Authorities try to determine how Leslie Jordan died as mourning fans flock to crash site in Florida | https://t.co/y1H1t1DUH3 pic.twitter.com/nBQvbzZz4N — ABC News (@ABC) March 22, 2017
According to the sheriff’s office, Jordan died as a result of asphyxiation due to strangulation.
Jordan was found lying face down in the median on Interstate 75 in DeLand Monday morning.
Jordan’s uncle told CNN on Sunday he believes his nephew fell asleep at the wheel and was pulled over by an officer, who called out the crash.
“For what it’s worth, my heart goes out to Leslie Jordan,” sheriff’s spokesman Robert Schultz said.
Police and firefighters say they found multiple bottles of liquor in the car, which is believed to be the source of the alcohol in the blood, and two pill bottles were found in the car.
The sheriff’s office said witnesses are considered “reliable.”
Police say two children were also inside the car and one was taken to a hospital for an evaluation.
Jordan, 37, who was a well-known sports reporter in Tampa, told ESPN in July that he “had no clue” or “no idea” his wife called her friends last week to tell them she was divorcing him.

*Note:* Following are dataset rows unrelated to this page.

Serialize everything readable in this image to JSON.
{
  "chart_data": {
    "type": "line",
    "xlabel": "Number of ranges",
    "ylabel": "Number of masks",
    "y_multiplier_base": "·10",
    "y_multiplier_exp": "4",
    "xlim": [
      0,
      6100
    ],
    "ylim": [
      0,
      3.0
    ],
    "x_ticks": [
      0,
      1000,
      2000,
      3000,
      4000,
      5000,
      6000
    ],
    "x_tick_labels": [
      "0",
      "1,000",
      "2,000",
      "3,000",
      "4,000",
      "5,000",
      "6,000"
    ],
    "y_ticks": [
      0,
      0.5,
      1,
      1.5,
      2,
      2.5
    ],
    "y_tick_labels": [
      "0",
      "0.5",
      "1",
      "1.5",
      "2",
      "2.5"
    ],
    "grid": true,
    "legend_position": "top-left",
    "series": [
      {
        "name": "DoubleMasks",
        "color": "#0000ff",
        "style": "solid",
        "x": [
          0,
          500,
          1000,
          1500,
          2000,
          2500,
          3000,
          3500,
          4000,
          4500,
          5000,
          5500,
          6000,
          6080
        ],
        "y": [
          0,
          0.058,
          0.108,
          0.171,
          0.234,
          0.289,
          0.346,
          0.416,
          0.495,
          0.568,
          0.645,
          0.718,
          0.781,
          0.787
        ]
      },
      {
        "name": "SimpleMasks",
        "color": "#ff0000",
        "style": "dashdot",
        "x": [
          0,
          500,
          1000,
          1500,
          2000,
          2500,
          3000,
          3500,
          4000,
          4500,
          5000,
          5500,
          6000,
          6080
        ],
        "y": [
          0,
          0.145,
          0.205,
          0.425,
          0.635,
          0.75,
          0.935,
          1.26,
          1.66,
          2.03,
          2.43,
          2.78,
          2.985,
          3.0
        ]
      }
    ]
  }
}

Her friends called police, who began investigating the crash. After that, Jordan’s former fiancee told detectives that Jordan “died from alcohol poisoning” last week and “it was not an accident,” the Tampa Bay Times reported.
“It was a lot of questions and a lot of answers,” the ex-fiancee, Travon Robinson’s girlfriend, said, according to the Tampa Bay Times. “It all came out.”
A friend of Jordan’s, who spoke on condition of anonymity, told The New York Times that Jordan had “an extreme drinking problem” and “was driving like a maniac.”
A message left with the Tampa Police Department seeking comment was not immediately returned on Wednesday.
According to court papers, Jordan owned a 2011 black Mercedes 600 SL with California license plate DGV-744. The car, which was discovered in the median, was in good condition.
The former Tampa Bay Buccaneers running back was a former ESPN contributor, and in 2011 wrote about it in an article titled “Why So Many NFL Referees Hate Leslie Jordan.